Board members this week agreed to consider short-term contingency planning at the Livingston hospital, which covers all of West Lothian, for both anticipated and unexpected possibilities, including:
nClosing of the paediatric in-patient ward at weekends to concentrate resources Monday to Friday.
nClosing the in-patient department and providing a part-time ambulatory unit, and;
nIn the event of not being able to cover neo-natal services, reducing the number of births at St John’s and only handling low risk cases.
The health board also committed to recruiting more staff, including those from New Zealand and Australia, to mitigate the risk and re-affirmed its commitment to maintaining paediatric, neonatal and maternity services at St John’s Hospital, Livingston, at its meeting.
The Action to Save St John’s Campaign said: ‘‘In every sense our assertions about the threat of downgraded services are now confirmed. But even worse than we had anticipated, they are talking about reducing the number of births at St John’s. The knock-on effects could be catastrophic. We hate to say we told you so with such an important and emotive issue, but we did.’’
The campaign has called on health secretary Nicola Sturgeon to step in.

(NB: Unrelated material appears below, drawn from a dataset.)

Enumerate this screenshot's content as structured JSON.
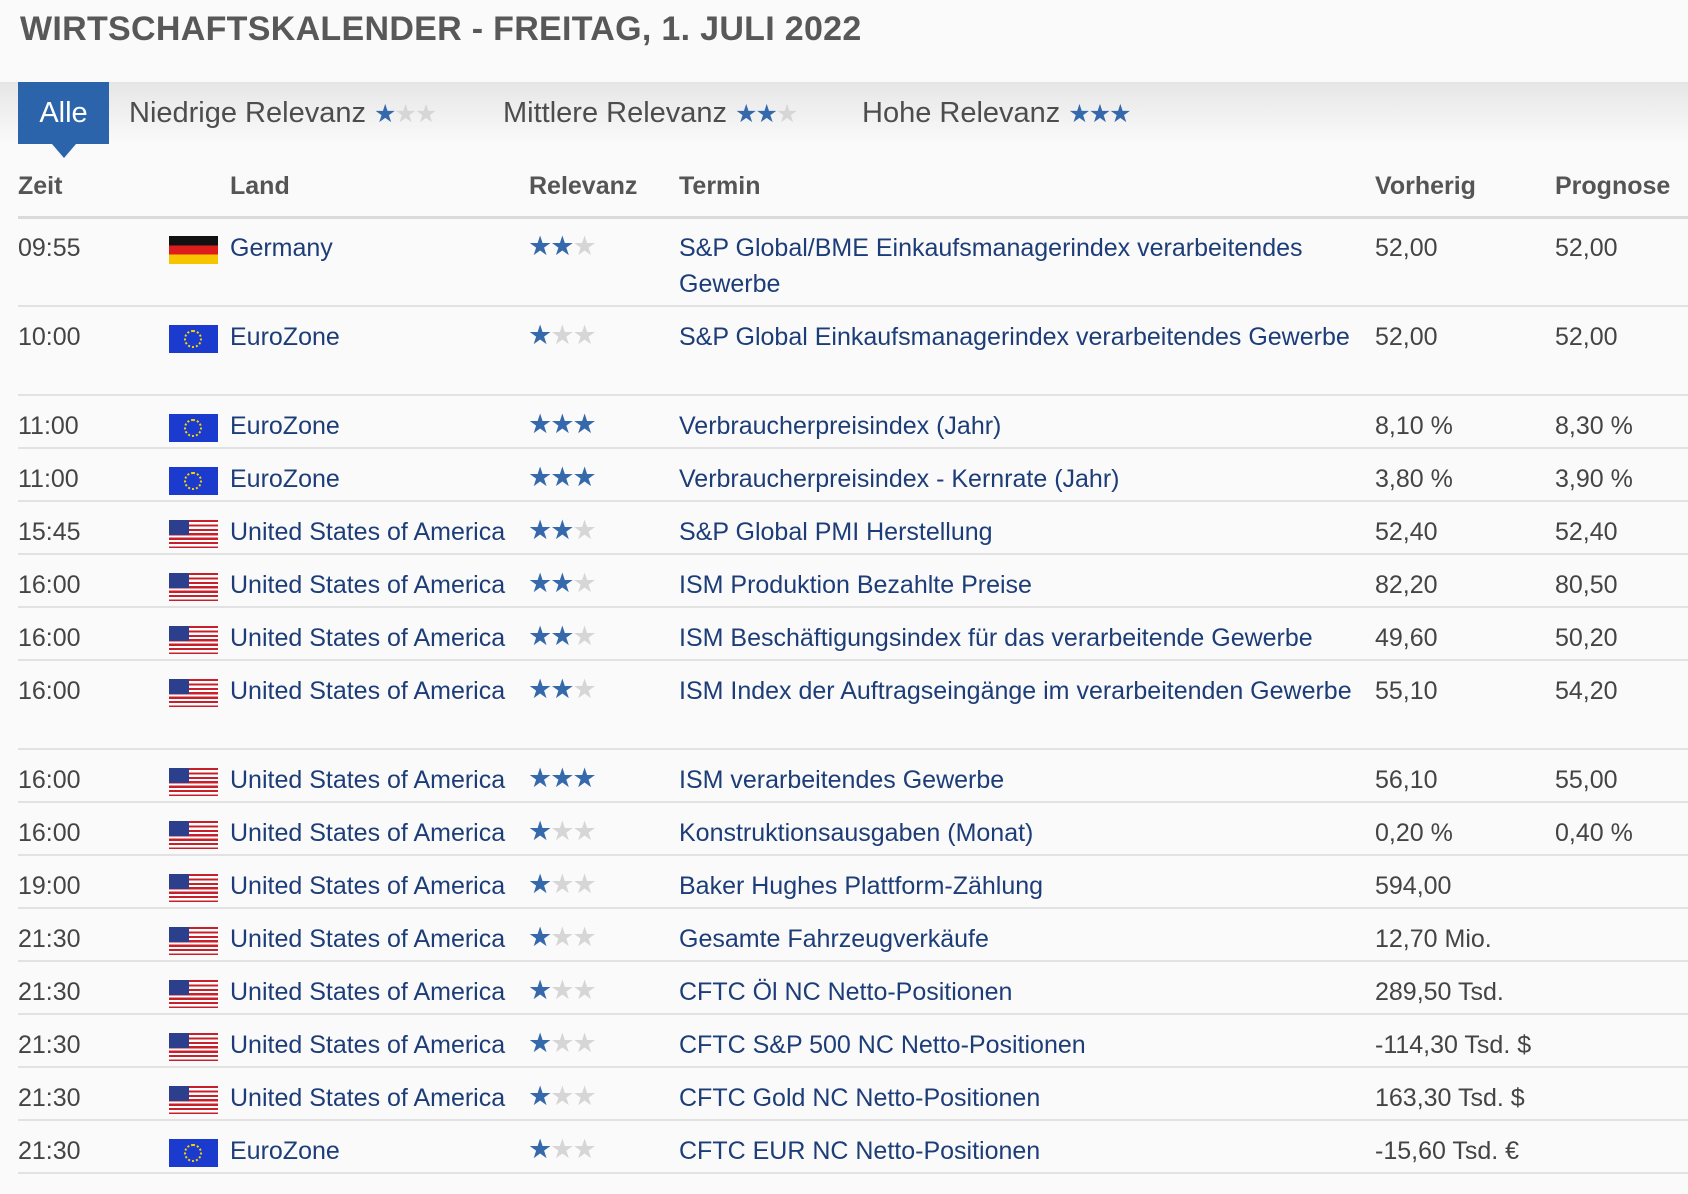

Provost Tom Kerr from West Lothian Council said he was extremely concerned about any possible downgrading, and felt that some NHS Lothian consultants should be asked to move to St Johns, as they were employed to cover the whole board area.
He said: ‘‘It’s been of real concern to me over the last five or more years the reduction of services at St John’s. It no longer offers 24 hour surgery and my concern is that this is just another downgrading. It is almost downgrading by 1000 cuts.’’
Dr Farquharson, medical director, NHS Lothian said: “NHS Lothian is absolutely committed to sustaining safe and properly staffed paediatric, neonatal and maternity service at St John’s Hospital.”
Dr Charles Winstanley, chairman NHS Lothian, said: “We are doing all that we can and I want to reaffirm the board’s commitment to these services, which has already been expressed time and time again.”
Eddie Egan, vcice chairman and employee director, NHS Lothian, said: “It is clear there is a full financial commitment to solving these staffing challenges. It’s not about money. I would like to thank the staff at St John’s Hospital for the tremendous work they have done to support the service and keep it operating.”